Niila though I'm sure a perfectly respectable Sanskrit** word has too many Egyptian associations.
Zyaama sounded exotic to my ear, but not Indian - I've no idea why.
Kara Saras was the front runner for a while - it has that sing song tone that I associate with spoken Urdu. I once found my self extremely embarrassed when trying to deal with an Indian couple who were having a row in English (bless them, I'm not sure, I think they were trying to be inclusive). Both parties were obviously extremely upset - but the sound was so inherently funny to my ear and that I had to work very hard to keep a straight face. It was like listening to an Englishman who has lived in Ireland for years trying to pass as a native - painfully sincere, but ultimately hilarious.
Rather more Peter Sellers than the name of a brave warrior people don't you think?
Kara Akhaata had two good hard K sounds, which sounded Indian to my ear - Calcutta, Kali, Krishna, Sanskrit, Lakh, Shere Khan, Akela etc and much more reminiscent of the strange Indian movies Channel Four used to show early on a Saturday morning, usually featuring a satisfactory number of sword fights and war elephants and on one occasion, an exceptionally interesting (to my nine year old imagination) magical flying buzz saw.
So, my chap will be the Rajah of Kala Akhaata, Lord of the Black Pool.
I have given some thought to what his people will be called, subjects of the Rajah of Kala Akhaata I suppose. It seems unlikely that they would have a national identity as we would understand it.
Kala Akhaatians doesn't exactly trip off the tongue.
*It was drawn to my attention some years ago, that along with Donogh, I am one of the few of our social circle that does not have a commonly used nickname, though Donogh was known as "Dr. No" for a while.
He also has another name, but it is best not to speak of it.
**Every time I type this, it comes out as "sans skirt" - I should see a chap about that.
I approached Mr. John Cunningham with an order for some of his sepoys. Not only did he email me back very promptly, discuss the pros and cons of sepoys various, send me some pictures of plates in his collection and generally provided top quality service - he sent me a complete set of the figures themselves, so that I could see the chaps in the lead before making up my mind.

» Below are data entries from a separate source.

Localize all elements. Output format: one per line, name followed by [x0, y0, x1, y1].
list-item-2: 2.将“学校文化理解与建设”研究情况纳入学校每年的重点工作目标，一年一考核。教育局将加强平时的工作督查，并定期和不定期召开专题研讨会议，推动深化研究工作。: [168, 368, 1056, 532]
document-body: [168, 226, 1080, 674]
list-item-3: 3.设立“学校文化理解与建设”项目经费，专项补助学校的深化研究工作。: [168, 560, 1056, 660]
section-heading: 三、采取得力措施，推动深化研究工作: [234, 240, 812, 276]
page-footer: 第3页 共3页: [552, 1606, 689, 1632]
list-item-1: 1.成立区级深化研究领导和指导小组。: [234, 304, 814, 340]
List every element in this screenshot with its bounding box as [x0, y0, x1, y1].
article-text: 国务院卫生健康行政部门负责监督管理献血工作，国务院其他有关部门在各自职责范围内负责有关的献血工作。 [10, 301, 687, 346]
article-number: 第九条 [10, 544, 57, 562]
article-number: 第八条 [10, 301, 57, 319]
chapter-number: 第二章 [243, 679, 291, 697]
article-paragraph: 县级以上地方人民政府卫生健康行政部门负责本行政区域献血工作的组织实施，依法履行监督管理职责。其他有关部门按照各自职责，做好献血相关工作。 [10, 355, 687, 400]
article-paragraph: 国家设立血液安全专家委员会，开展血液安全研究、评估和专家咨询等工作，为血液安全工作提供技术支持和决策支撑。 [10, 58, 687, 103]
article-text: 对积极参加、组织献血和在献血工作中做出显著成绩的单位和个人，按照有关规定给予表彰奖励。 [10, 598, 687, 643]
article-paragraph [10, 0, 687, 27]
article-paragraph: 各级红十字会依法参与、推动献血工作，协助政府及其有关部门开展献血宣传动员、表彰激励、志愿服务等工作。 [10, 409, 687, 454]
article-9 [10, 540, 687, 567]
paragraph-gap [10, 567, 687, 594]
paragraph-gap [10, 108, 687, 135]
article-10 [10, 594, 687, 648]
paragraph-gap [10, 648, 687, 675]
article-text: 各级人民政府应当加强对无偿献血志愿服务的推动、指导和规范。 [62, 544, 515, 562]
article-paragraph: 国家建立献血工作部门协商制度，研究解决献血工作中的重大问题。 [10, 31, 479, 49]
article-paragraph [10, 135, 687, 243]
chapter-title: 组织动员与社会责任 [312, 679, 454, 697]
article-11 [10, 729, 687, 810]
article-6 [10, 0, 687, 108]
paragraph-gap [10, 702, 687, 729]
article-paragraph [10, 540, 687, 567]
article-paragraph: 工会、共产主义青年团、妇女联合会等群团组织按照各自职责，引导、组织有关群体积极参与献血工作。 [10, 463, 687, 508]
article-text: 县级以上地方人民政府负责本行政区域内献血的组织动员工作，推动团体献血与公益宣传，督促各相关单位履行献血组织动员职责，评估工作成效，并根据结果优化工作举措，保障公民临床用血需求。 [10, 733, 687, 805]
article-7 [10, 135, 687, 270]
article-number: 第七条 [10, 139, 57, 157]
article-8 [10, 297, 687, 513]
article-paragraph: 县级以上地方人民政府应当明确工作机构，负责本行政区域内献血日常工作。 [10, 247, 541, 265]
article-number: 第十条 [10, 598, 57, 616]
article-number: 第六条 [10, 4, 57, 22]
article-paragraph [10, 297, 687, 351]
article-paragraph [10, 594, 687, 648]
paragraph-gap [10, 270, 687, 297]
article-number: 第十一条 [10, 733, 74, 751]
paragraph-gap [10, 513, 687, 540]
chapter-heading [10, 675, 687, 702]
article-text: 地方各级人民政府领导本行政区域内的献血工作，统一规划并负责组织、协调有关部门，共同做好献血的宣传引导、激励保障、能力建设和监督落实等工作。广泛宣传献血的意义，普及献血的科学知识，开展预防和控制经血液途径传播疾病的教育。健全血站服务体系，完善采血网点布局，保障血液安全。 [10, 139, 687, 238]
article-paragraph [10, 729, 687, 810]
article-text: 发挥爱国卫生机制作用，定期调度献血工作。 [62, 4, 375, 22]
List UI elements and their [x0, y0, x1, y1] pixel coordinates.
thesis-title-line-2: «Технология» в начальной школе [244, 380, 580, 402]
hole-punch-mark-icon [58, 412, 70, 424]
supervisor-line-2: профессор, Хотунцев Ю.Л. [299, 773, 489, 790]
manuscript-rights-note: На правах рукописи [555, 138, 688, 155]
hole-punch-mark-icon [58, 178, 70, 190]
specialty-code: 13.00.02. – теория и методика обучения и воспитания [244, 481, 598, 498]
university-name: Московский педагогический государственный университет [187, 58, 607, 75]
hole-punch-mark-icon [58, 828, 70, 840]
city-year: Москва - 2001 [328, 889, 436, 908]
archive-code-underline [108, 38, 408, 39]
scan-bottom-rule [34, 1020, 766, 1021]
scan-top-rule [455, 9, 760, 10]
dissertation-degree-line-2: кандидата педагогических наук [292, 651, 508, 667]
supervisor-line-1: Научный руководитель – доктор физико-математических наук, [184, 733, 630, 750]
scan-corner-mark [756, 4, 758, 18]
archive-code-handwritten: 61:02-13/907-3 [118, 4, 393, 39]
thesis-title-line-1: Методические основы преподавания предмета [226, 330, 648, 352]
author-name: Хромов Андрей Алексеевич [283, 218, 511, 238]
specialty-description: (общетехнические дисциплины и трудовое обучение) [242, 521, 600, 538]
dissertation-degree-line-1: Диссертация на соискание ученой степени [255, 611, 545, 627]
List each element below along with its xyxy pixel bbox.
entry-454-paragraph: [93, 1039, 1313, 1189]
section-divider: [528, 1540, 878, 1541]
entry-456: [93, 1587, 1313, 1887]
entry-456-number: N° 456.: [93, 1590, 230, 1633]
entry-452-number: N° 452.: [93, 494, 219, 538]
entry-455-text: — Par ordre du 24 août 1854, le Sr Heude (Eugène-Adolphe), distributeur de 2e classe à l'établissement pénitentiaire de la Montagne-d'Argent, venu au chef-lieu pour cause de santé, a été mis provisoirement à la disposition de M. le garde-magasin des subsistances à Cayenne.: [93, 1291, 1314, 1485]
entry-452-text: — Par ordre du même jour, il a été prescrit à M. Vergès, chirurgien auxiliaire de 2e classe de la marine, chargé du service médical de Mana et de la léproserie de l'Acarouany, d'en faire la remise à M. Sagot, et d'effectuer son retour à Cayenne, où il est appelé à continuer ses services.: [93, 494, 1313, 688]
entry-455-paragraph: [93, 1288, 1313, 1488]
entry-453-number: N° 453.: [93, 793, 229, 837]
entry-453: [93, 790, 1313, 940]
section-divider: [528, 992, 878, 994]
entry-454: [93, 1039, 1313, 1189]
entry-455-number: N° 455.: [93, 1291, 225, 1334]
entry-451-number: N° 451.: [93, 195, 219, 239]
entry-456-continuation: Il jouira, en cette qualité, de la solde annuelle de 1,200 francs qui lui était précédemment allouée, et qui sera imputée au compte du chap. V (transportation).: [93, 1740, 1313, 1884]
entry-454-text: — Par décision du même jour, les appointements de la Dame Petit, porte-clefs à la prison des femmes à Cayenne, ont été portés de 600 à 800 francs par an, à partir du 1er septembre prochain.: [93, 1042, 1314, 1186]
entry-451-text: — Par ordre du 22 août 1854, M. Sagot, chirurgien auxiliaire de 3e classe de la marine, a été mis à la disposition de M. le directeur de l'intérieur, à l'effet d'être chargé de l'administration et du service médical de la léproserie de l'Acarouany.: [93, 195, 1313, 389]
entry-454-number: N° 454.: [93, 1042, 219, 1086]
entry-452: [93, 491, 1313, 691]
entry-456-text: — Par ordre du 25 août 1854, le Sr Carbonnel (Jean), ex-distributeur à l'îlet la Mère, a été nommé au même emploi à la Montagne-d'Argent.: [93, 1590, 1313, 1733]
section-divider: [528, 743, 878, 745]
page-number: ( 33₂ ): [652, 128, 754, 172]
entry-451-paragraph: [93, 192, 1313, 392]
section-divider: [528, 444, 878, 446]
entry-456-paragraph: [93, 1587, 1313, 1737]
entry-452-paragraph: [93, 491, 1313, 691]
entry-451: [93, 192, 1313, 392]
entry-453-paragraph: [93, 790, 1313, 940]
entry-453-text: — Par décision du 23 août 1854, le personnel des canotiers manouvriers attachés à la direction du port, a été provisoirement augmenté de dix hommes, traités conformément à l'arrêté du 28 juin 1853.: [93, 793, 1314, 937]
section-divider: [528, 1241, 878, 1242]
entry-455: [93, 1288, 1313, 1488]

He also included a set of Sikh Akali. I had toyed with the idea of including some of these fierce looking fellows in the army of my fictional Rajahship (this is apparently the term for the state ruled by a Rajah, I think I may use the word Kingdom myself), but seeing them made up my mind for me.
This of course, puts me on the horns of another dilemma - which sepoys should I purchase?
In other news -
Mrs. Kinch continues well and is doing a little gentle work on the Wii fit in addition to ruling our domestic arrangements with her usual iron hand.
Sadly, some dastardly (and presumably French) swine has bought the house we had our eye on. As a result we've been wearing out a certain amount of shoe leather trying to find another. We saw three houses yesterday (making a total of 18 viewed so far) and have two definite nos and one distinct possibility.
My quest for a name for my Indian state continues, but I do have a short list. I had originally thought that I'd use something in Urdu, but a little reading has suggested that Urdu while perfectly good if you like that sort of thing is a bit of a Johnny come lately in the language stakes and if you really want to cut a dash as an Ancient Lost Kingdom in the sub continent it must be Sanskrit. No doubt my fictional subjects will use Urdu for everyday wear, going shopping, walking the dog and plotting the doom of the enemies of Sredni Vashtar and so forth - but Sanskrit is what you put on the brass plate by the door.
I shall be calling my fictional state Black Pool as I hail from there and I suspect it made its name in much the same way as my home town did - a jolly blackhearted type of place that made its mark in the slave trade and continued much as it began.
Thus far my options are...
I'll let these rattle around for a while and see which fits.